PNNL is located in Richland, Washington, and operates a marine research facility in Sequim, Washington. PNNL employs 4,200 staff, has an annual budget of more than $725 million, and has been managed by Ohio-based Battelle Memorial Institute (Battelle) for the federal government since the lab's inception in 1965.
PNNL was created when the government's research laboratory at DOE's Hanford Site was separated from Hanford operations. The lab's original mission was focused on nuclear technology and the environmental and health effects of radiation. PNNL gradually evolved into a national laboratory with a diversified, multiprogram mission.
PNNL performs work for many Department of Energy offices and other government agencies (e.g., Department of Defense, Department of Homeland Security, National Institutes of Health, etc..), as well as private industry. In addition to basic research, its mission includes solving complex problems in energy, national security, the environment and life sciences.
PNNL is also home to the William R. Wiley Environmental Molecular Sciences Laboratory (EMSL).

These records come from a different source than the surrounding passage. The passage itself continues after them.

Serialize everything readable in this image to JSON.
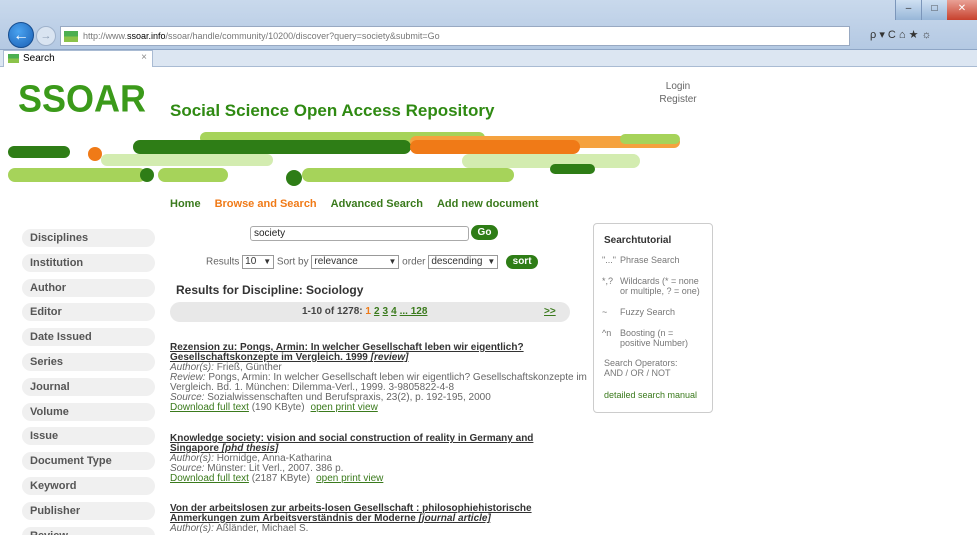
{
  "browser": {
    "url_prefix": "http://www.",
    "url_domain": "ssoar.info",
    "url_path": "/ssoar/handle/community/10200/discover?query=society&submit=Go",
    "tab_title": "Search",
    "tab_close": "×",
    "back_glyph": "←",
    "forward_glyph": "→",
    "address_tools": "ρ ▾ C  ⌂ ★ ☼",
    "win_min": "–",
    "win_max": "□",
    "win_close": "✕"
  },
  "header": {
    "logo": "SSOAR",
    "site_title": "Social Science Open Access Repository",
    "login": "Login",
    "register": "Register"
  },
  "topnav": {
    "home": "Home",
    "browse": "Browse and Search",
    "advanced": "Advanced Search",
    "add": "Add new document"
  },
  "sidebar": {
    "items": [
      "Disciplines",
      "Institution",
      "Author",
      "Editor",
      "Date Issued",
      "Series",
      "Journal",
      "Volume",
      "Issue",
      "Document Type",
      "Keyword",
      "Publisher",
      "Review"
    ]
  },
  "search": {
    "query": "society",
    "go_label": "Go",
    "results_label": "Results",
    "results_value": "10",
    "sortby_label": "Sort by",
    "sortby_value": "relevance",
    "order_label": "order",
    "order_value": "descending",
    "sort_button": "sort"
  },
  "results": {
    "heading": "Results for Discipline: Sociology",
    "pager_prefix": "1-10 of 1278:",
    "pager_current": "1",
    "pager_pages": [
      "2",
      "3",
      "4",
      "... 128"
    ],
    "pager_next": ">>",
    "items": [
      {
        "title_line1": "Rezension zu: Pongs, Armin: In welcher Gesellschaft leben wir eigentlich?",
        "title_line2": "Gesellschaftskonzepte im Vergleich. 1999",
        "doctype": "[review]",
        "author_label": "Author(s):",
        "author": "Frieß, Günther",
        "review_label": "Review:",
        "review_line1": "Pongs, Armin: In welcher Gesellschaft leben wir eigentlich? Gesellschaftskonzepte im",
        "review_line2": "Vergleich. Bd. 1. München: Dilemma-Verl., 1999. 3-9805822-4-8",
        "source_label": "Source:",
        "source": "Sozialwissenschaften und Berufspraxis, 23(2), p. 192-195, 2000",
        "download": "Download full text",
        "size": "(190 KByte)",
        "print": "open print view"
      },
      {
        "title_line1": "Knowledge society: vision and social construction of reality in Germany and",
        "title_line2": "Singapore",
        "doctype": "[phd thesis]",
        "author_label": "Author(s):",
        "author": "Hornidge, Anna-Katharina",
        "source_label": "Source:",
        "source": "Münster: Lit Verl., 2007. 386 p.",
        "download": "Download full text",
        "size": "(2187 KByte)",
        "print": "open print view"
      },
      {
        "title_line1": "Von der arbeitslosen zur arbeits-losen Gesellschaft : philosophiehistorische",
        "title_line2": "Anmerkungen zum Arbeitsverständnis der Moderne",
        "doctype": "[journal article]",
        "author_label": "Author(s):",
        "author": "Aßländer, Michael S."
      }
    ]
  },
  "tutorial": {
    "title": "Searchtutorial",
    "rows": [
      {
        "symbol": "\"...\"",
        "text": "Phrase Search"
      },
      {
        "symbol": "*,?",
        "text": "Wildcards (* = none or multiple, ? = one)"
      },
      {
        "symbol": "~",
        "text": "Fuzzy Search"
      },
      {
        "symbol": "^n",
        "text": "Boosting (n = positive Number)"
      }
    ],
    "operators_label": "Search Operators:",
    "operators": "AND / OR / NOT",
    "manual_link": "detailed search manual"
  },
  "colors": {
    "brand_green": "#3b9a1a",
    "dark_green": "#2e7d16",
    "orange": "#f07a17",
    "light_green": "#a6d35a",
    "pale_green": "#d3ecb0"
  }
}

This "user facility" provides integrated experimental and computational resources for discovery and technological innovation in the environmental molecular sciences.
PNNL is the largest employer in the Tri-Cities area and one of the largest in Eastern Washington. Several hundred Ph.D.s work for the laboratory on various aspects of science and technology development.
Current research at PNNL is centered around six "core competencies":
In July 2006, a PNNL research team published a proteomic study that was cited as a major step in establishing a common cause for neurodegenerative diseases including Parkinson's disease and Alzheimer's disease. Proteomics techniques confirmed that nitration contributes to and may be the cause of these diseases. Recognized as an impressive demonstration of the power of systematically applying proteomics, this single study multiplied that number of known contributors to neurodegenerative diseases by a factor of five, and may have uncovered the mechanism for brain deterioration.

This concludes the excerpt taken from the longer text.